Thursday, November 14, 2013

OSD Unfriendly Patches

Last year I was having a devil of a time doing a Build and Capture Task Sequence (TS) as it kept rebooting outside the task sequence and causing it to fail. It was related to the SUP steps, however I could not figure it out as we immediately transitioned from ConfigMgr 2007 to 2012 (yay!). Recently however, after adding the October 2013 Microsoft Patches, we started experiencing this same issue on the production Windows 7 TS. It was immediately after this change, so we removed the SUP advertisement and all was well. In working on a solution, our ConfigMgr Admin Cory Becht (of right click tools fame) found KB2894518 covering the problem. Turns out there are a few Microsoft patches that reboot a system multiple times. This causes havok for a Task Sequence as it must be what restarts the PC during the deployment, not something outside of it like a patch. How nice of MS to release patches that have several restarts, they can mitigate this problem.

     NOTE: This KB will be kept up to date with patches known to require multiple restarts.

To address it we made several changes to our process.
  1. Each month we visit that KB to see if new ones show up.
  2. These OSD unfriendly patches were moved to a focused Software Update Group called 'OSD Excluded Updates'
  3. 'OSD Excluded Updates' are advertised to all systems and not the 'Unknown Computers' Collection used by Deployments.
  4. Inject these troublesome updates via DISM to quarterly WIM.
For #4 I found a nice Powershell script (written by BenP) at the Microsoft Script Center that simplifies it. You just pass it the path to the WIM, mount folder, patches, and it does the rest. So after creating a WIM via a Build and Capture TS, I inject the patches that apply and then import the WIM into SCCM for use. Currently this is just KB2862330 and KB2545698 for Windows 7.

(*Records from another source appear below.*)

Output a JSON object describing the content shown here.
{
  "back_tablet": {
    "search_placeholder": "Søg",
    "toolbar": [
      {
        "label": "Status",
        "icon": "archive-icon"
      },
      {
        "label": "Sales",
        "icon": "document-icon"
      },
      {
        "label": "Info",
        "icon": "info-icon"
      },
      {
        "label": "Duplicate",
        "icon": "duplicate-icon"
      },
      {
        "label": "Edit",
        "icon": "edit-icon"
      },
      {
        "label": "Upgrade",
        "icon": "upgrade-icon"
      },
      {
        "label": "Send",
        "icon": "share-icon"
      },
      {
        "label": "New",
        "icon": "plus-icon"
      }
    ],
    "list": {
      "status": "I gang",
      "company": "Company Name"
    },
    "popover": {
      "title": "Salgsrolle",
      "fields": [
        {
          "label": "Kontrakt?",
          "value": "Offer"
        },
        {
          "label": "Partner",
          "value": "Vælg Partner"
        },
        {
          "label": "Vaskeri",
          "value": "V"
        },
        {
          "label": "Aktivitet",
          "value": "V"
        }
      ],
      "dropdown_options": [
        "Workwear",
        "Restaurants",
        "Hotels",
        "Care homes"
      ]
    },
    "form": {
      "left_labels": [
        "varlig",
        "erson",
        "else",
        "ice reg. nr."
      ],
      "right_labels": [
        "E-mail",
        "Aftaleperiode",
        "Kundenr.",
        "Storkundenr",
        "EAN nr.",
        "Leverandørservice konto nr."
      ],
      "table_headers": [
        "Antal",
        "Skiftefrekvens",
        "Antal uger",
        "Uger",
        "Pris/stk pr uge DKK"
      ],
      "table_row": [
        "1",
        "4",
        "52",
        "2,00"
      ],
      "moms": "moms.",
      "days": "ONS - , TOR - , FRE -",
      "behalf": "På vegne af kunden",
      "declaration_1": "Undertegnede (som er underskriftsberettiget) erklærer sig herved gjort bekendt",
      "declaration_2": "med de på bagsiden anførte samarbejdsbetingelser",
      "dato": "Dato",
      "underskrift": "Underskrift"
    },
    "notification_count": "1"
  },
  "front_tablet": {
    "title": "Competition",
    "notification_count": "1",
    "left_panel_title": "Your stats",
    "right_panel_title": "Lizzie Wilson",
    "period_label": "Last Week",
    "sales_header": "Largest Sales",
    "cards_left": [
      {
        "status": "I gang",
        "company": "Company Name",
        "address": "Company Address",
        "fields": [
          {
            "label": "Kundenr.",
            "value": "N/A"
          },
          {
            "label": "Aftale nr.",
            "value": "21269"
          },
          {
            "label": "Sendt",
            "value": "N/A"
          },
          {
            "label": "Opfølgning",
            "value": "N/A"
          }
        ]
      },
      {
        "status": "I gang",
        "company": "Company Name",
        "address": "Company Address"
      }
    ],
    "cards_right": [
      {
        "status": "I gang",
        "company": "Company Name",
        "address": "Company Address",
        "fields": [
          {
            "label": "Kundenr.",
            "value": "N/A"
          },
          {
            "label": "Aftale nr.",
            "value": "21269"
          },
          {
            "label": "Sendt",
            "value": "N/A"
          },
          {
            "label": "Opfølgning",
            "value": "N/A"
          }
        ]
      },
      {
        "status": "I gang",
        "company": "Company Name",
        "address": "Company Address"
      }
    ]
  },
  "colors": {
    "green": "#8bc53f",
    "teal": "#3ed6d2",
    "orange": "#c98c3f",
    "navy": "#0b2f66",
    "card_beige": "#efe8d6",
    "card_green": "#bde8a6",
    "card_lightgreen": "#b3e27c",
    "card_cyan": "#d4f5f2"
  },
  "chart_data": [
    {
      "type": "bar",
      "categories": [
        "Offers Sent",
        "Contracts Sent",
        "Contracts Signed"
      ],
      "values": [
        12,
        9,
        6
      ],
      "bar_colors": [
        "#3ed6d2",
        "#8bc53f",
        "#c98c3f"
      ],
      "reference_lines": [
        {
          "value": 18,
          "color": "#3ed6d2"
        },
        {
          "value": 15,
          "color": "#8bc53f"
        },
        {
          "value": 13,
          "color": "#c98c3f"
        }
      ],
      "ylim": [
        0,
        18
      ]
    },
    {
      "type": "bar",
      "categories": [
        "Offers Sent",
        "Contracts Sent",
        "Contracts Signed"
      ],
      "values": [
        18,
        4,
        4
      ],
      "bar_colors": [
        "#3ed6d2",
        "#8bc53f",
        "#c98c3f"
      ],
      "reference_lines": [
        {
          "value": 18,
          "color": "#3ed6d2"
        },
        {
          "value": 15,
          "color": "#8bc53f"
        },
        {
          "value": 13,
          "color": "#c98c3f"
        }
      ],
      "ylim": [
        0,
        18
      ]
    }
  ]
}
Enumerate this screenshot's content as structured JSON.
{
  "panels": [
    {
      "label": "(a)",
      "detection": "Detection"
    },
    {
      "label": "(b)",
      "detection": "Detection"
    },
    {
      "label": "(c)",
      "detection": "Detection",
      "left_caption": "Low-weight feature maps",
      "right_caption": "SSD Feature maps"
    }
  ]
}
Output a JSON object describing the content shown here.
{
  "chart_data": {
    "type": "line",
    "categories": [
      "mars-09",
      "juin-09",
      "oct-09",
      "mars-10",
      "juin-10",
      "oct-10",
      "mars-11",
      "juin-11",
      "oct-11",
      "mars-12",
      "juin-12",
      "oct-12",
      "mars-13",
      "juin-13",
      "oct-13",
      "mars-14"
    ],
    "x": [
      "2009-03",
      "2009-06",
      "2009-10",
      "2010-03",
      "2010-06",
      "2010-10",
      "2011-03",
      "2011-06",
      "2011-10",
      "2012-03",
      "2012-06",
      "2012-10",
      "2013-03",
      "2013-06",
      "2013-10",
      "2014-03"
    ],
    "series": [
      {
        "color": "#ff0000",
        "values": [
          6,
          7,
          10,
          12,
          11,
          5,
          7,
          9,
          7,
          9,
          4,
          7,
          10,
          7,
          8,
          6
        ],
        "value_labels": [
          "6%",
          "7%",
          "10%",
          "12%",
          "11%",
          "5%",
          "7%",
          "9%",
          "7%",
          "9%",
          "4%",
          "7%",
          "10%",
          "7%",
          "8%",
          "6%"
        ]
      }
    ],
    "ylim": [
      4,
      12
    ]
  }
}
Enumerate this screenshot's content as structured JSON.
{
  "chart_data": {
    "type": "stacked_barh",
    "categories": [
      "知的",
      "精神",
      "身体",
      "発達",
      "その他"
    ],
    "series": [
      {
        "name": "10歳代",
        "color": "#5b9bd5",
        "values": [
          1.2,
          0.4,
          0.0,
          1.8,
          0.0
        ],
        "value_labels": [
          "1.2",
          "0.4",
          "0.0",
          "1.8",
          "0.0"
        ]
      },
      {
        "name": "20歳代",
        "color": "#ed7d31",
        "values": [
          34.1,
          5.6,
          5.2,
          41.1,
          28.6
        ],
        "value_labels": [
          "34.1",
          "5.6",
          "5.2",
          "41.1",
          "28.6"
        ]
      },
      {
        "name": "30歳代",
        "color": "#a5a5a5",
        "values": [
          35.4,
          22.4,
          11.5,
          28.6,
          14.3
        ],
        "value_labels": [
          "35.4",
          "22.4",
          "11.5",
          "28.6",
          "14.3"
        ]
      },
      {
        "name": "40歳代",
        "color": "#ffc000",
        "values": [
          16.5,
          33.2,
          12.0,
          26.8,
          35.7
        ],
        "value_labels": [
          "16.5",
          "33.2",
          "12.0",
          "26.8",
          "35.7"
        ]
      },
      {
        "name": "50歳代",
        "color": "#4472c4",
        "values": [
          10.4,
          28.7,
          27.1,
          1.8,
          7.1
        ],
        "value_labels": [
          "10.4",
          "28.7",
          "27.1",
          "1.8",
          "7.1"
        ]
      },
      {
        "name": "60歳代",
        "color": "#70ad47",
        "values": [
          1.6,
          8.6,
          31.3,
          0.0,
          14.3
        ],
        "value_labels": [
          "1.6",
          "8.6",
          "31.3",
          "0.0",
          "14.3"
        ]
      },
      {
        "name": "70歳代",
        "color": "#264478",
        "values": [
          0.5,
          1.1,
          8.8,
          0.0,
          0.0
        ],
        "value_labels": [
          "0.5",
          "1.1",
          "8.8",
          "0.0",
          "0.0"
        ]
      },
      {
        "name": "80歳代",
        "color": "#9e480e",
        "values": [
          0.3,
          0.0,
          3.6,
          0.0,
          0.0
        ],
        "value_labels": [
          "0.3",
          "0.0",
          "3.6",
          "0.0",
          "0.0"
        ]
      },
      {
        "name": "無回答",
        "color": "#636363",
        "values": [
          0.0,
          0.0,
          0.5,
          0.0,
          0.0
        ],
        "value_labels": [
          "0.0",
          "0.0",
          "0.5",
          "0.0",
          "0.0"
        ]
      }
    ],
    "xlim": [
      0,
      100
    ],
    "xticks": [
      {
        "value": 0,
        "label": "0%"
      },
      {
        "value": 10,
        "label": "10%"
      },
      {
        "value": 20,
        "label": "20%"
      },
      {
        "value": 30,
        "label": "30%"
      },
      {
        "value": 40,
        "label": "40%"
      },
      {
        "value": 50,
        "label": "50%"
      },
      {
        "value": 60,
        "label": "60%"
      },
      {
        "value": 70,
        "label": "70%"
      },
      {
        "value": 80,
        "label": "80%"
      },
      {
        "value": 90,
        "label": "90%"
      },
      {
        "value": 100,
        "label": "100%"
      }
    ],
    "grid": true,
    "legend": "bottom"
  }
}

For obtaining the patches, the Microsoft Update Catalog is the best place as you just enter the KB and download .MSU files for the relevant Operating System, nothing to extract. It will download each update to a sub folder so if you use the above script you'll need to put all the relevant updates in the same folder, 'Windows 7 X86' for example.

While at the Update Catalog site, if you click on the update and select the 'Package Details' tab and it will tell you what that patch replaces or is replaced by it. Or check via ConfigMgr.. Basically, each of these troublesome patches will be replaced eventually by another one and you may not have to use DISM to inject it and instead let the SUP step(s) install it. I like to have the deployment to include everything vs letting production advertisements apply it after handing the asset to a user so we chose to inject it to our quarterly WIM.